Buqtur resopló un par de veces más antes de recuperarse. Al contrario que los extranjeros, a su rostro no asomaba ni rastro de inquietud.

—En realidad, señor, eso es porque el único convocado sois vos —dijo mirando a los hombres armados que los acompañaban.

—¿Qué quieres decir?

—Que quizá no ocurra nada si no os dejamos aquí solo, señor.

—¿Solo?

—Los sabios azules dejaron claro que os esperaban a vos. Tal vez mientras sigamos estando todos aquí no aparezcan. Tal vez… —dudó— no sean ellos sino la propia pirámide la que os hable.

—No me gustan tus conjeturas, Elías.

Buqtur frunció el ceño:

—Ignoradlas, entonces. Pero nosotros —añadió mirando a Kléber— sobramos en la ceremonia que ha de venir.

—¿Ceremonia? —se alteró Bonaparte—. Y si no son los sabios azules, ¿quién la oficiará? ¿Y dónde?

—No debéis preocuparos tanto, señor. Para que eso suceda primero deben pasar otras cosas.

—Ah, ¿sí?

—Señor —le anunció Buqtur en un francés exquisito—: antes de que la pirámide os revele su lección, deberéis vaciar aquí vuestra alma.

—¿Y eso qué significa?

—Enseguida lo sabréis —sonrió—. Es un proceso que se logra con dolor. ¿Resistiréis?

—Lo haré —asintió Bonaparte.

—¿En soledad?

—No tengo miedo.

Elías lo abrazó.

—Esta prueba siempre ha transcurrido así, señor. Es la ley. Así la vencieron César o Alejandro el macedonio. Y ambos, como bien sabéis, llegaron a convertirse en señores de Egipto. Y así, hoy, lo haréis también vos si todavía anheláis alcanzar ese honor y gobernar nuestra tierra.

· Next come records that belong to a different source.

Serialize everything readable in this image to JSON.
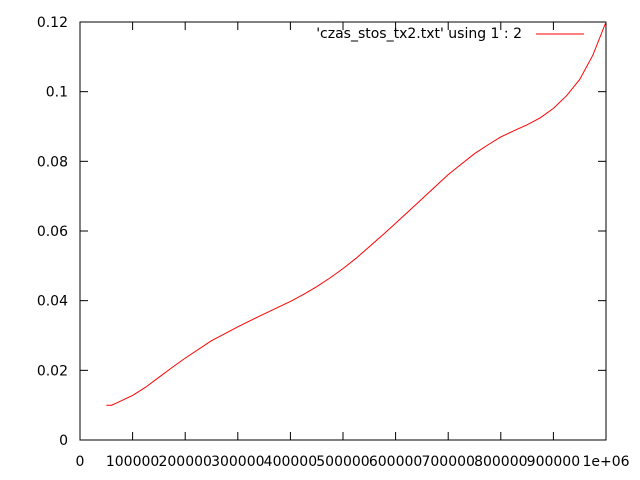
{
  "chart_data": {
    "type": "line",
    "title": "",
    "xlabel": "",
    "ylabel": "",
    "xlim": [
      0,
      1000000
    ],
    "ylim": [
      0,
      0.12
    ],
    "x_ticks": [
      {
        "value": 0,
        "label": "0"
      },
      {
        "value": 100000,
        "label": "100000"
      },
      {
        "value": 200000,
        "label": "200000"
      },
      {
        "value": 300000,
        "label": "300000"
      },
      {
        "value": 400000,
        "label": "400000"
      },
      {
        "value": 500000,
        "label": "500000"
      },
      {
        "value": 600000,
        "label": "600000"
      },
      {
        "value": 700000,
        "label": "700000"
      },
      {
        "value": 800000,
        "label": "800000"
      },
      {
        "value": 900000,
        "label": "900000"
      },
      {
        "value": 1000000,
        "label": "1e+06"
      }
    ],
    "y_ticks": [
      {
        "value": 0,
        "label": "0"
      },
      {
        "value": 0.02,
        "label": "0.02"
      },
      {
        "value": 0.04,
        "label": "0.04"
      },
      {
        "value": 0.06,
        "label": "0.06"
      },
      {
        "value": 0.08,
        "label": "0.08"
      },
      {
        "value": 0.1,
        "label": "0.1"
      },
      {
        "value": 0.12,
        "label": "0.12"
      }
    ],
    "grid": false,
    "legend_position": "top-right",
    "series": [
      {
        "name": "'czas_stos_tx2.txt' using 1 : 2",
        "color": "#ff0000",
        "x": [
          50000,
          60000,
          75000,
          100000,
          125000,
          150000,
          175000,
          200000,
          250000,
          275000,
          300000,
          350000,
          400000,
          425000,
          450000,
          475000,
          500000,
          525000,
          550000,
          575000,
          600000,
          625000,
          650000,
          675000,
          700000,
          725000,
          750000,
          775000,
          800000,
          825000,
          850000,
          875000,
          900000,
          925000,
          950000,
          975000,
          1000000
        ],
        "y": [
          0.01,
          0.01,
          0.011,
          0.0128,
          0.0152,
          0.018,
          0.0208,
          0.0235,
          0.0285,
          0.0305,
          0.0325,
          0.0362,
          0.0398,
          0.0418,
          0.044,
          0.0465,
          0.0492,
          0.0522,
          0.0555,
          0.0588,
          0.0622,
          0.0657,
          0.0692,
          0.0727,
          0.0762,
          0.0792,
          0.0822,
          0.0847,
          0.087,
          0.0888,
          0.0905,
          0.0925,
          0.0952,
          0.0988,
          0.1035,
          0.1105,
          0.12
        ]
      }
    ]
  }
}
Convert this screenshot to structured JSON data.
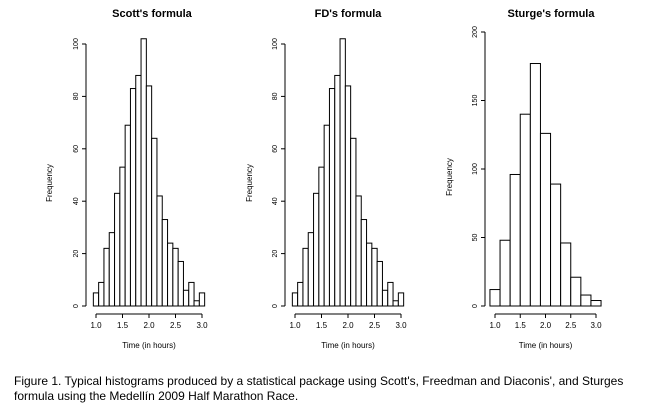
{
  "chart_data": [
    {
      "type": "bar",
      "title": "Scott's formula",
      "xlabel": "Time (in hours)",
      "ylabel": "Frequency",
      "xlim": [
        0.95,
        3.1
      ],
      "ylim": [
        0,
        100
      ],
      "xticks": [
        "1.0",
        "1.5",
        "2.0",
        "2.5",
        "3.0"
      ],
      "yticks": [
        "0",
        "20",
        "40",
        "60",
        "80",
        "100"
      ],
      "bin_start": 0.95,
      "bin_width": 0.1,
      "values": [
        5,
        9,
        22,
        28,
        43,
        53,
        69,
        83,
        88,
        102,
        84,
        64,
        42,
        33,
        24,
        22,
        17,
        6,
        9,
        2,
        5
      ],
      "grid": false
    },
    {
      "type": "bar",
      "title": "FD's formula",
      "xlabel": "Time (in hours)",
      "ylabel": "Frequency",
      "xlim": [
        0.95,
        3.1
      ],
      "ylim": [
        0,
        100
      ],
      "xticks": [
        "1.0",
        "1.5",
        "2.0",
        "2.5",
        "3.0"
      ],
      "yticks": [
        "0",
        "20",
        "40",
        "60",
        "80",
        "100"
      ],
      "bin_start": 0.95,
      "bin_width": 0.1,
      "values": [
        5,
        9,
        22,
        28,
        43,
        53,
        69,
        83,
        88,
        102,
        84,
        64,
        42,
        33,
        24,
        22,
        17,
        6,
        9,
        2,
        5
      ],
      "grid": false
    },
    {
      "type": "bar",
      "title": "Sturge's formula",
      "xlabel": "Time (in hours)",
      "ylabel": "Frequency",
      "xlim": [
        0.9,
        3.1
      ],
      "ylim": [
        0,
        200
      ],
      "xticks": [
        "1.0",
        "1.5",
        "2.0",
        "2.5",
        "3.0"
      ],
      "yticks": [
        "0",
        "50",
        "100",
        "150",
        "200"
      ],
      "bin_start": 0.9,
      "bin_width": 0.2,
      "values": [
        12,
        48,
        96,
        140,
        177,
        126,
        89,
        46,
        21,
        8,
        4
      ],
      "grid": false
    }
  ],
  "caption": "Figure 1. Typical histograms produced by a statistical package using Scott's, Freedman and Diaconis', and Sturges formula using the Medellín 2009 Half Marathon Race."
}
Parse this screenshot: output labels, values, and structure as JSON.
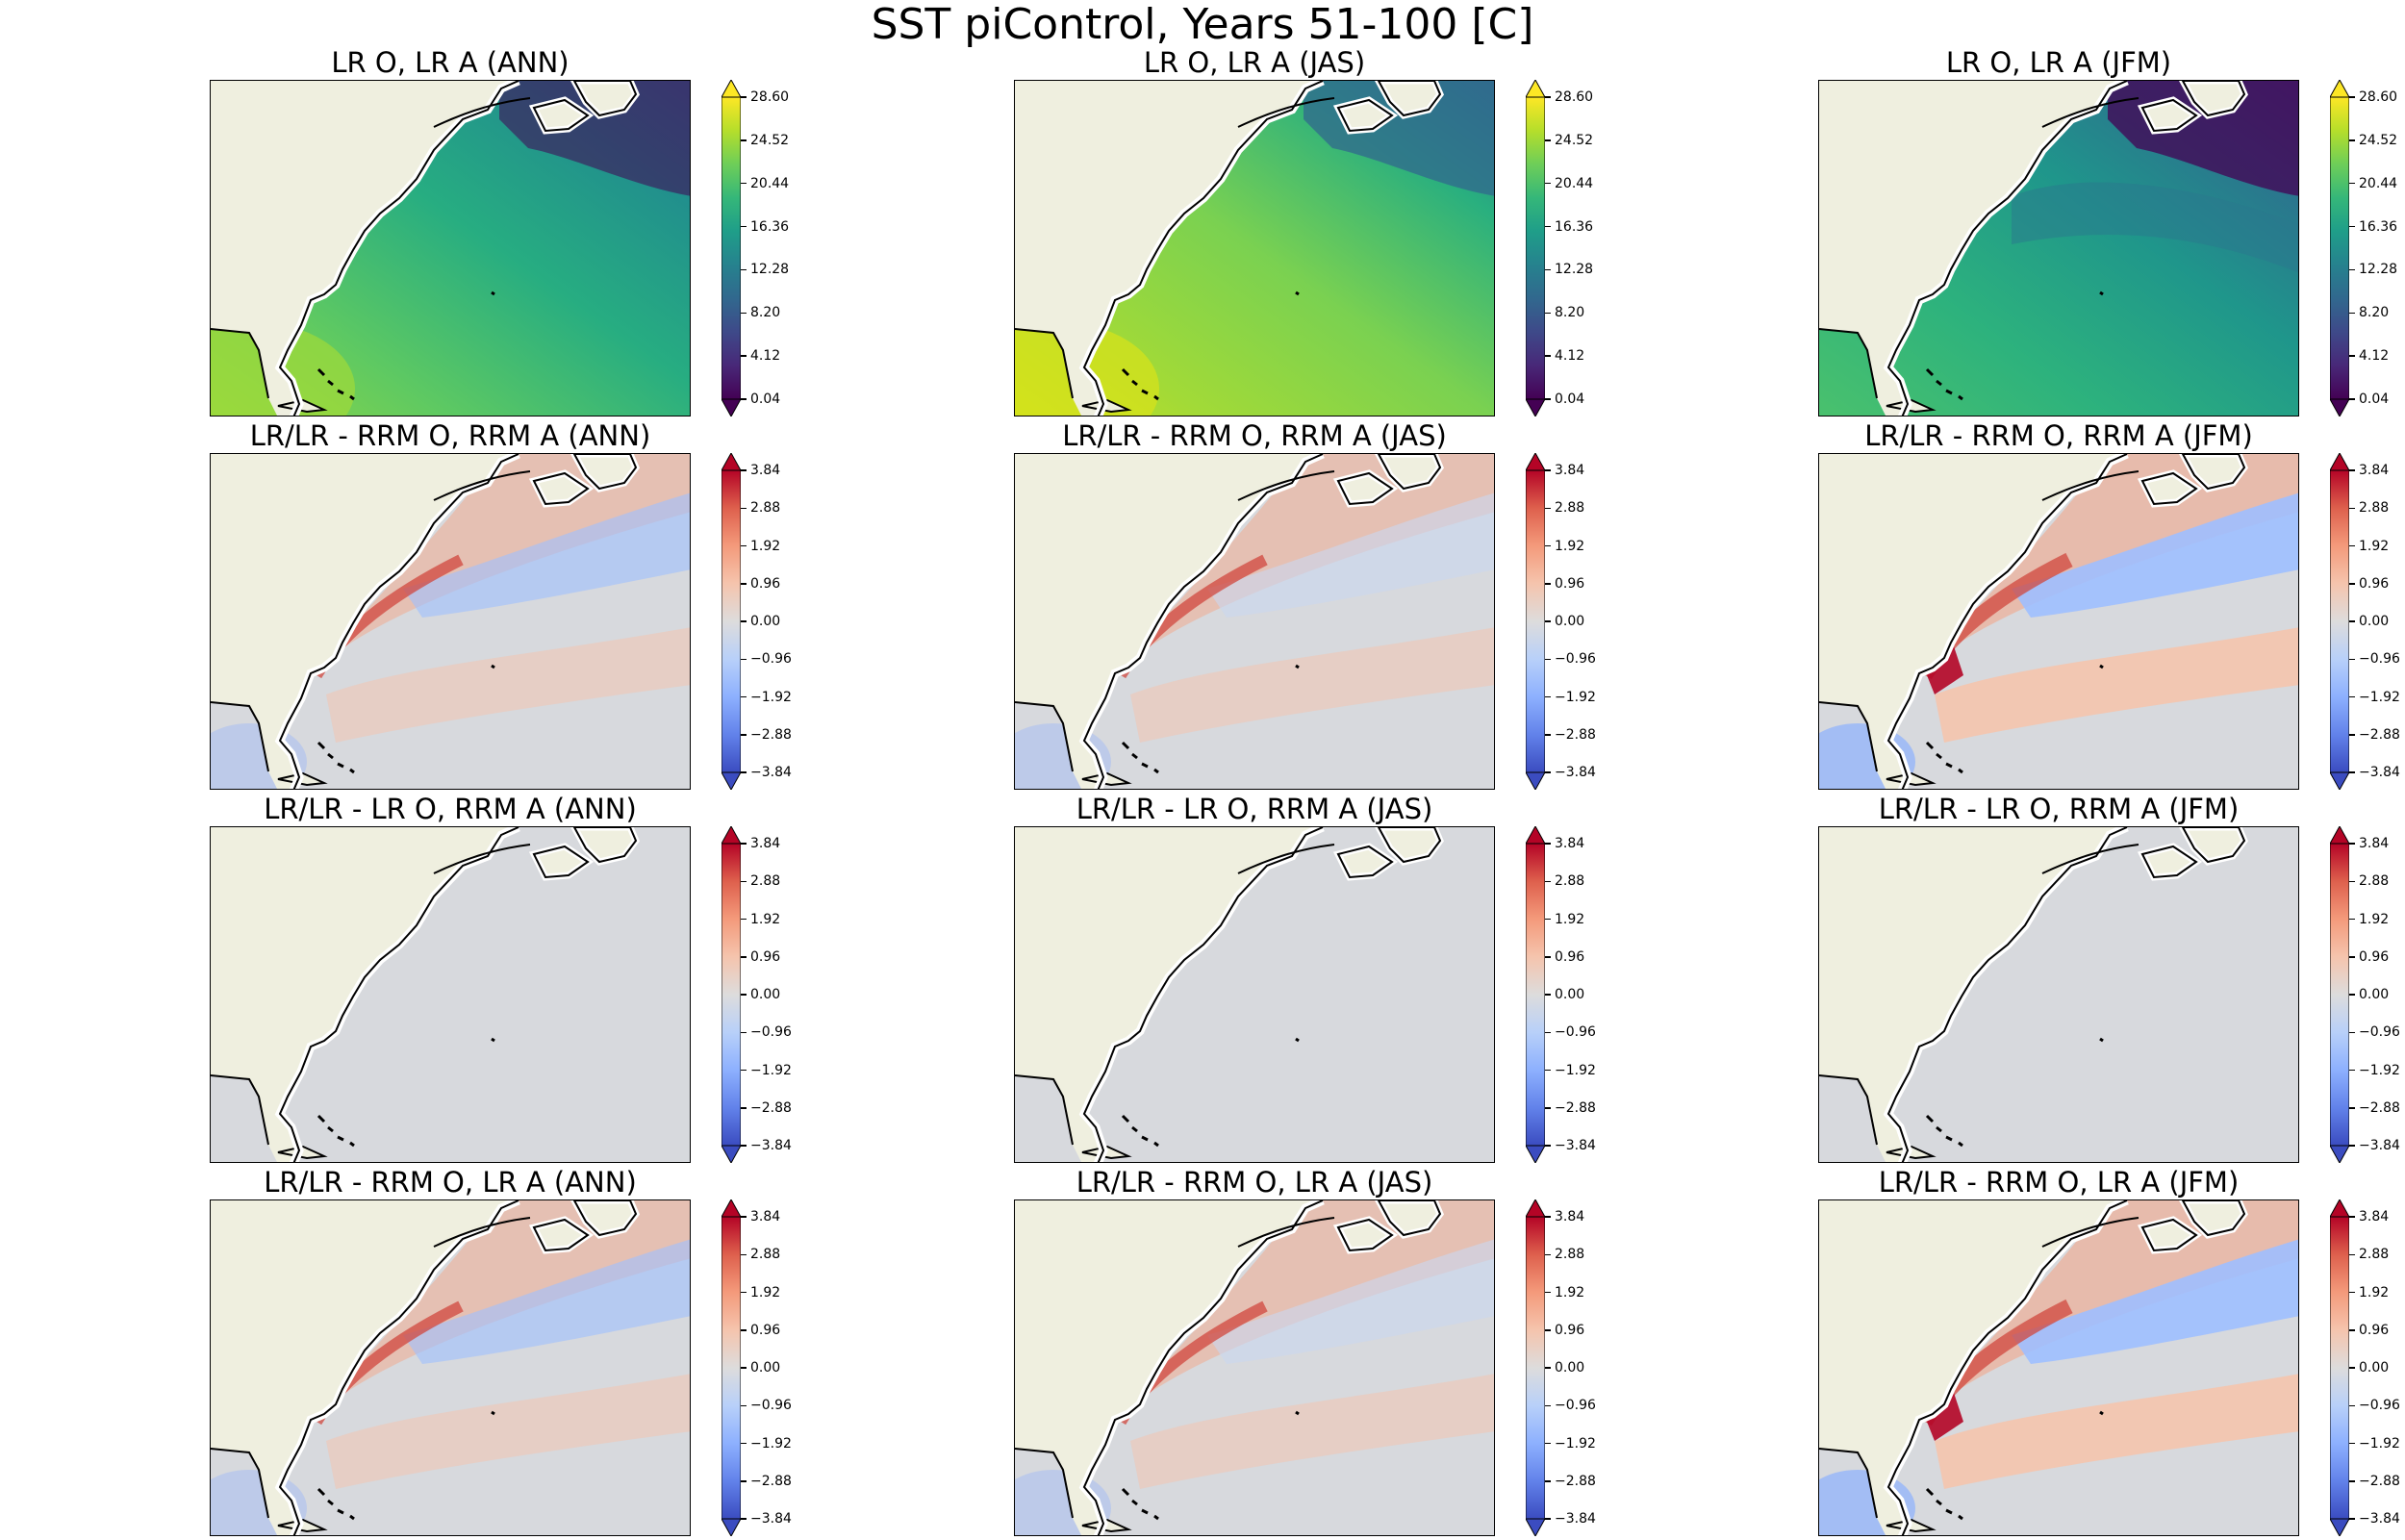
{
  "suptitle": "SST piControl, Years 51-100 [C]",
  "chart_data": {
    "type": "heatmap",
    "title": "SST piControl, Years 51-100 [C]",
    "region": "Northwest Atlantic / US East Coast",
    "rows": [
      {
        "name": "absolute",
        "colormap": "viridis",
        "colorbar_ticks": [
          "0.04",
          "4.12",
          "8.20",
          "12.28",
          "16.36",
          "20.44",
          "24.52",
          "28.60"
        ],
        "vmin": 0.04,
        "vmax": 28.6,
        "extend": "both",
        "panels": [
          {
            "title": "LR O, LR A (ANN)",
            "season": "ANN"
          },
          {
            "title": "LR O, LR A (JAS)",
            "season": "JAS"
          },
          {
            "title": "LR O, LR A (JFM)",
            "season": "JFM"
          }
        ]
      },
      {
        "name": "diff_rrm_o_rrm_a",
        "colormap": "coolwarm",
        "colorbar_ticks": [
          "−3.84",
          "−2.88",
          "−1.92",
          "−0.96",
          "0.00",
          "0.96",
          "1.92",
          "2.88",
          "3.84"
        ],
        "vmin": -3.84,
        "vmax": 3.84,
        "extend": "both",
        "panels": [
          {
            "title": "LR/LR - RRM O, RRM A (ANN)",
            "season": "ANN"
          },
          {
            "title": "LR/LR - RRM O, RRM A (JAS)",
            "season": "JAS"
          },
          {
            "title": "LR/LR - RRM O, RRM A (JFM)",
            "season": "JFM"
          }
        ]
      },
      {
        "name": "diff_lr_o_rrm_a",
        "colormap": "coolwarm",
        "colorbar_ticks": [
          "−3.84",
          "−2.88",
          "−1.92",
          "−0.96",
          "0.00",
          "0.96",
          "1.92",
          "2.88",
          "3.84"
        ],
        "vmin": -3.84,
        "vmax": 3.84,
        "extend": "both",
        "panels": [
          {
            "title": "LR/LR - LR O, RRM A (ANN)",
            "season": "ANN"
          },
          {
            "title": "LR/LR - LR O, RRM A (JAS)",
            "season": "JAS"
          },
          {
            "title": "LR/LR - LR O, RRM A (JFM)",
            "season": "JFM"
          }
        ]
      },
      {
        "name": "diff_rrm_o_lr_a",
        "colormap": "coolwarm",
        "colorbar_ticks": [
          "−3.84",
          "−2.88",
          "−1.92",
          "−0.96",
          "0.00",
          "0.96",
          "1.92",
          "2.88",
          "3.84"
        ],
        "vmin": -3.84,
        "vmax": 3.84,
        "extend": "both",
        "panels": [
          {
            "title": "LR/LR - RRM O, LR A (ANN)",
            "season": "ANN"
          },
          {
            "title": "LR/LR - RRM O, LR A (JAS)",
            "season": "JAS"
          },
          {
            "title": "LR/LR - RRM O, LR A (JFM)",
            "season": "JFM"
          }
        ]
      }
    ]
  },
  "colors": {
    "land": "#efefdf",
    "coast": "#000000",
    "neutral_ocean": "#d7d9dd"
  }
}
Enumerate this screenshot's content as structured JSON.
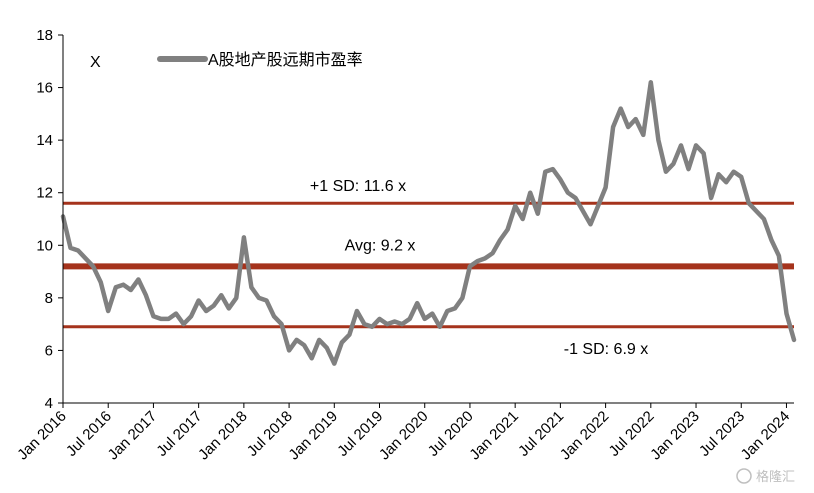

Bonaparte abrió sus ojos marrones con expresión de anhelo:

—Entonces, ¿dónde me esperarás, Elías?

—Afuera, mi señor.

—¿Y vos también, Jean-Baptiste? —dijo mirando al gigante, que no perdía de vista al intérprete.

—También, mi general.

No dijeron más.

Ni una palabra.

Y durante unos instantes, mientras vio cómo se apagaban las antorchas de sus escoltas más allá de los pasadizos que lo habían llevado hasta allí, Napoleón Bonaparte tuvo la certeza de que —de un modo u otro— le había llegado la hora.